Jones is no stranger to insubordination. In 2016, she was arrested on the campus of her employer, Louisiana State University, forrefusing to obey the orders of a police officer:

On June 13, 26-year-old University staff member Rebekah Jones was booked on one count of battery on a police officer, one count of remaining after forbidden and two counts of resisting arrest, Scott said. Scott said officers arrived at the Sea Grant building when Jones refused to leave at the request of LSU Human Resources. Scott said Jones initiated physical contact against two LSUPD officers while resisting arrest and officers were forced to subdue her.

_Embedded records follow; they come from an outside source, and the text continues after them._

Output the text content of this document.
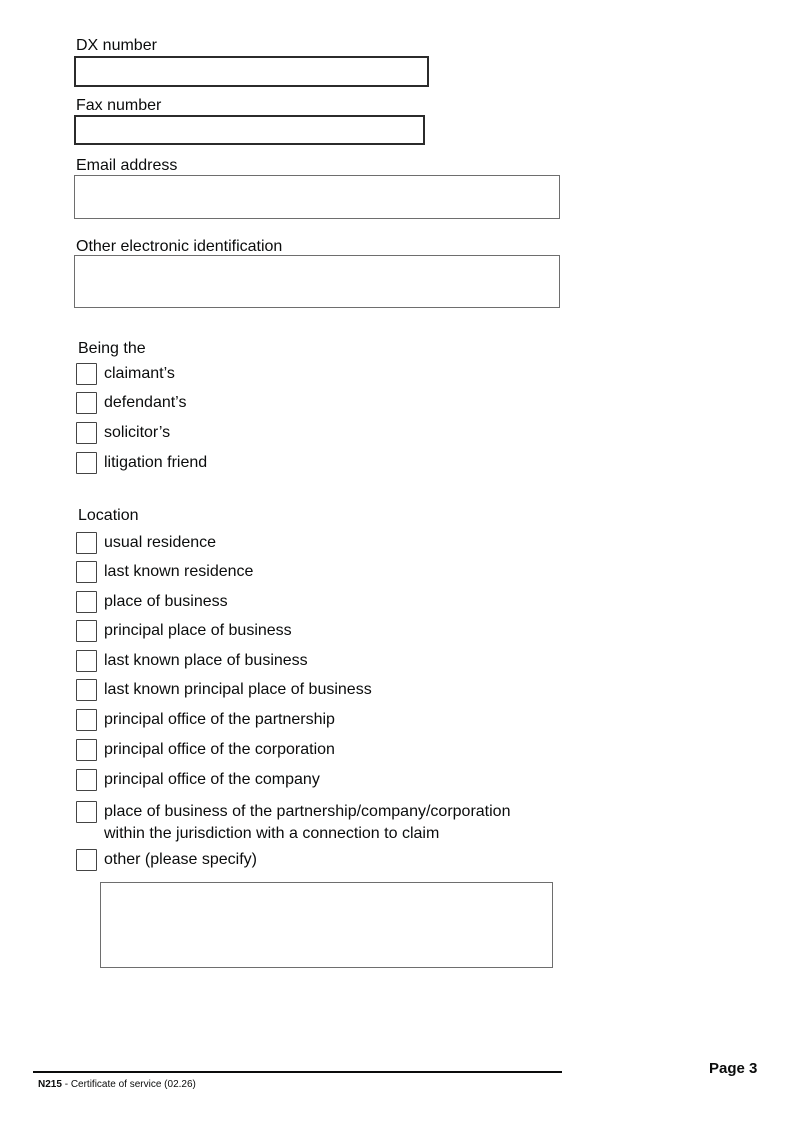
DX number
Fax number
Email address
Other electronic identification
Being the
claimant’s
defendant’s
solicitor’s
litigation friend
Location
usual residence
last known residence
place of business
principal place of business
last known place of business
last known principal place of business
principal office of the partnership
principal office of the corporation
principal office of the company
place of business of the partnership/company/corporation within the jurisdiction with a connection to claim
other (please specify)
N215 - Certificate of service (02.26)
Page 3
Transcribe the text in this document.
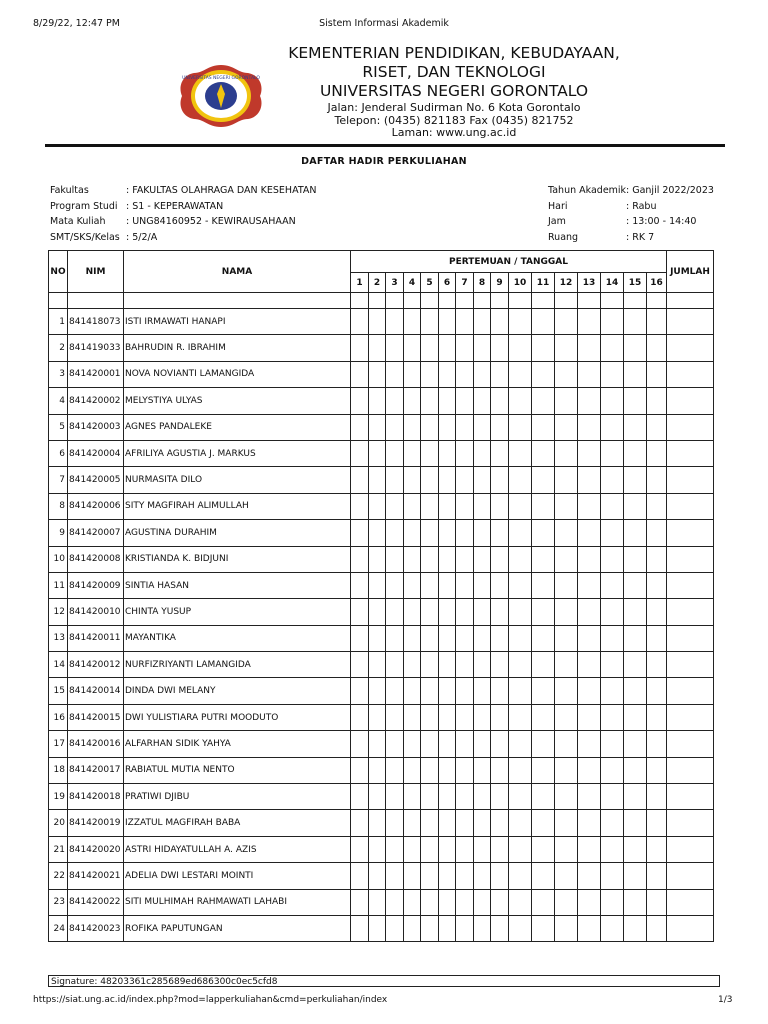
8/29/22, 12:47 PM	Sistem Informasi Akademik
UNIVERSITAS NEGERI GORONTALO
KEMENTERIAN PENDIDIKAN, KEBUDAYAAN,
RISET, DAN TEKNOLOGI
UNIVERSITAS NEGERI GORONTALO
Jalan: Jenderal Sudirman No. 6 Kota Gorontalo
Telepon: (0435) 821183 Fax (0435) 821752
Laman: www.ung.ac.id
DAFTAR HADIR PERKULIAHAN
Fakultas	: FAKULTAS OLAHRAGA DAN KESEHATAN
Program Studi : S1 - KEPERAWATAN
Mata Kuliah : UNG84160952 - KEWIRAUSAHAAN
SMT/SKS/Kelas : 5/2/A
Tahun Akademik : Ganjil 2022/2023
Hari	: Rabu
Jam	: 13:00 - 14:40
Ruang	: RK 7
NO	NIM	NAMA	PERTEMUAN / TANGGAL																JUMLAH
			1	2	3	4	5	6	7	8	9	10	11	12	13	14	15	16	

1	841418073	ISTI IRMAWATI HANAPI																	
2	841419033	BAHRUDIN R. IBRAHIM																	
3	841420001	NOVA NOVIANTI LAMANGIDA																	
4	841420002	MELYSTIYA ULYAS																	
5	841420003	AGNES PANDALEKE																	
6	841420004	AFRILIYA AGUSTIA J. MARKUS																	
7	841420005	NURMASITA DILO																	
8	841420006	SITY MAGFIRAH ALIMULLAH																	
9	841420007	AGUSTINA DURAHIM																	
10	841420008	KRISTIANDA K. BIDJUNI																	
11	841420009	SINTIA HASAN																	
12	841420010	CHINTA YUSUP																	
13	841420011	MAYANTIKA																	
14	841420012	NURFIZRIYANTI LAMANGIDA																	
15	841420014	DINDA DWI MELANY																	
16	841420015	DWI YULISTIARA PUTRI MOODUTO																	
17	841420016	ALFARHAN SIDIK YAHYA																	
18	841420017	RABIATUL MUTIA NENTO																	
19	841420018	PRATIWI DJIBU																	
20	841420019	IZZATUL MAGFIRAH BABA																	
21	841420020	ASTRI HIDAYATULLAH A. AZIS																	
22	841420021	ADELIA DWI LESTARI MOINTI																	
23	841420022	SITI MULHIMAH RAHMAWATI LAHABI																	
24	841420023	ROFIKA PAPUTUNGAN																	
Signature: 48203361c285689ed686300c0ec5cfd8
https://siat.ung.ac.id/index.php?mod=lapperkuliahan&cmd=perkuliahan/index	1/3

It’s not clear why LSU’s Human Resources department asked one of their own staff members to leave the area.

Jones also has an extensive criminal history in Leon County, where she’s been arrested and charged with three felonies, including one for robbery, and a handful of misdemeanor cases including “sexual cyberstalking,” a case where she created a website and used it to sexually harass her ex-boyfriend. The website has been taken down, but images from the case exist in Leon County court records.

Most of the charges filed against her came after she was hired by the Department of Health, so they would not have turned up in any background check.

The bottom line: Rebekah Jones was fired for performance issues, not for “refusing to manipulate data.” And her extensive criminal history, which predates her employment in Florida, lends credence to the DeSantis administration that she was just a troublesome employee who is now disgruntled and trying to get media attention about her firing. The easiest way to get media attention right now is to claim a Republican elected official is involved in a conspiracy to cover up COVID-19 data detrimental to reopening the state economy.

The media outlets listed above will not issue retractions. They will double down on the idea that DeSantis’s administration is withholding / manipulating / deleting / altering data. That, too is totally false. But mark these words, the embarrassment of touting Rebekah Jones as their coronavirus martyr will quickly fade into the mainstream media memory hole.